Sunday, October 6

Inflation has eased, but key rate adjustments will continue, Fed chair says

The Fed carried out the eighth consecutive hike in the key interest rate and announced that it will not cease until inflation returns to the 2% target.
The Fed carried out the eighth consecutive hike in the key interest rate and announced that it will not cease until inflation returns to the 2% target.

Photo: Chip Somodevilla/Getty Images

The Federal Reserve has finally recognized that inflation has begun to cool; however, in the voice of its president, Jerome Powell, to this point, the job is not complete and, therefore, the adjustments to the key interest rate will continue.

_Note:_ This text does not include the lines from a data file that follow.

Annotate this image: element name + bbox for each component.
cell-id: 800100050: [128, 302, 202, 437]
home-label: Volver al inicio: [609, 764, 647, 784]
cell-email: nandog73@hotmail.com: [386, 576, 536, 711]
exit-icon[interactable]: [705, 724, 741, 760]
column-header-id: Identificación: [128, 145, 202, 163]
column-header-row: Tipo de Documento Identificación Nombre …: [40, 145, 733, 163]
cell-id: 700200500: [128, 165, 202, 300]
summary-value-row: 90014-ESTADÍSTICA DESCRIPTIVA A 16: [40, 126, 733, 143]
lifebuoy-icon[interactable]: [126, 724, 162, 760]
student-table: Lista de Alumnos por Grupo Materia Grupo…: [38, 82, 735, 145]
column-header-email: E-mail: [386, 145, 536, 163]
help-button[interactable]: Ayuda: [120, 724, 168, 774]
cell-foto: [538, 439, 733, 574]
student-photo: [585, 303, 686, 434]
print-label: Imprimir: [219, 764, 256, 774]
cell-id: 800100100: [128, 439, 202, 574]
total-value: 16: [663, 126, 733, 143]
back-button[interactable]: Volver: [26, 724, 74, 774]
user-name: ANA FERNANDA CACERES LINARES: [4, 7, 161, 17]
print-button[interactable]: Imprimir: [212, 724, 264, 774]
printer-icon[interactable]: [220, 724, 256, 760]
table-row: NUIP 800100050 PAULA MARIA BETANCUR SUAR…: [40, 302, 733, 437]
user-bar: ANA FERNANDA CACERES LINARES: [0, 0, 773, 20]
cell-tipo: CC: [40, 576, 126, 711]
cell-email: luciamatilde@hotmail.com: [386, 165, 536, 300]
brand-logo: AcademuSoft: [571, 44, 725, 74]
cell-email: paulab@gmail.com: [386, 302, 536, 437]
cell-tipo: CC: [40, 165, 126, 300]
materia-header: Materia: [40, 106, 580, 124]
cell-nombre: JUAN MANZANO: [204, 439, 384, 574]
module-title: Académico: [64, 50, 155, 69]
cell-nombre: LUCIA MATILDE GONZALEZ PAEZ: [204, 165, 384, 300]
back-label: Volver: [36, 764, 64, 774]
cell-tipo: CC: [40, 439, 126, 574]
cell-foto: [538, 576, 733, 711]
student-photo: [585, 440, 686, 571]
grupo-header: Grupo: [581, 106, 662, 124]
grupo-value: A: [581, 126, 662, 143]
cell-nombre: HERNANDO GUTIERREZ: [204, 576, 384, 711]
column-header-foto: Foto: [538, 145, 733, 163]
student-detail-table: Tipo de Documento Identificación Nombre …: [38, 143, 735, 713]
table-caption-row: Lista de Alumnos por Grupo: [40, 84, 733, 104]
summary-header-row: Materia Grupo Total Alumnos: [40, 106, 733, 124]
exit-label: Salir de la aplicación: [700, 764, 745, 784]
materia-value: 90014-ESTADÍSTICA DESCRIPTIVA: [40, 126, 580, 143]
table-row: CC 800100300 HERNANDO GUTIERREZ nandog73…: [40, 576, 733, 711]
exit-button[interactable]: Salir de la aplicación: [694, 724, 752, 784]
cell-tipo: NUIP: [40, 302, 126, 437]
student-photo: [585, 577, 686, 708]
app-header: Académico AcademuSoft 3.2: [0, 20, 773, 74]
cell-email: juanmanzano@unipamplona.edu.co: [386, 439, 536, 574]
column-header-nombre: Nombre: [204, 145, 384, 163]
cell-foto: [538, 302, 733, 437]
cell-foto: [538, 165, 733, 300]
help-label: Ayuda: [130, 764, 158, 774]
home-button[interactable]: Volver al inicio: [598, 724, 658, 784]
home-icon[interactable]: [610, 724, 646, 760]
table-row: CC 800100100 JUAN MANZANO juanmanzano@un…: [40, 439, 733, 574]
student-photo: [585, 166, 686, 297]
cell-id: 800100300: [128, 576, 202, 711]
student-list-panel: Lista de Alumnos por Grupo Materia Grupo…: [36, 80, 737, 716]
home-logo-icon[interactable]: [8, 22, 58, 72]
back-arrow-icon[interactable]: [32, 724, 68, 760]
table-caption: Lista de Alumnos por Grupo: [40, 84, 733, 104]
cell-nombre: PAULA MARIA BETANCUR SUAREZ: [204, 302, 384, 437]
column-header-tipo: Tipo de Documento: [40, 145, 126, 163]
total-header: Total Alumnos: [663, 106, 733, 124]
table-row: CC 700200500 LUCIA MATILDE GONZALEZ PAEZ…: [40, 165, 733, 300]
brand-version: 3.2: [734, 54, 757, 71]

Economists’ forecasts and market hopes came true with the Fed’s announcement to increase its key interest rate by a quarter point this Wednesday, after its first two-day meeting of 2023.

Although the Fed added its eighth adjustment to the key rate since March 2022, when he began his crusade against inflation; the adjustment of this Wednesday returned to the increases that the central bank had accustomed.

For the first time since then, Powell acknowledged that inflation is subsiding and that the historic adjustments it carried out over the past year have finally had a positive consequence for its inflation targets.

“Now we can say, I think, for the first time, that the disinflationary process has begun. We can see that and we really see it in the prices of goods so far,” he noted.

Following the announcement, however, the Fed chair was quick to make clear that the decision of policymakers should not be taken as a step back in the battle to cool prices.

Powell made it clear during the press conference after the 0.25% rate hike announcement that the upward adjustments will continue for at least a couple more during the year and, he added, that reference rates will remain high this 2023.

“Given our outlook, I don’t see us cutting rates this year. If our outlook comes true,” said the Fed chairman.

He added that, although inflation has cooled, prices continue to be unacceptably high, for which reason the work of policymakers will not end until the indicator returns to its 2% target.

“We have to complete the job. That’s why we’re here,” the Fed chairman said during the post-announcement press conference.

Look at the labor market

Although the Fed’s announcement was in line with analysts’ expectations, the new rise in key rates to make the cost of money more expensive will continue to undermine the job marketwhich already shows signs of wear.

The wave of layoffs in the technology sector has begun to reach other sectors of the economy and workers they feel less and less confident about staying in their jobs in the short term.

The Fed is clear that inflation control will have costs for the labor market; however, its president considered that, given the current circumstances, it is still possible to achieve a “soft landing” that prevents the destruction of millions of jobs in the United States.

However, when asked if the worst about the effects of rate hikes as a measure to control inflation had passed, the president of the Fed He acknowledged that it is too early to tell..

However, he reiterated that, even with the current inflation data, it is “very premature to declare victory (over inflation) or think that we really have it”.

The Fed’s next meeting is scheduled for March 21-22, at which time policymakers will also provide an overview of the state of the economy.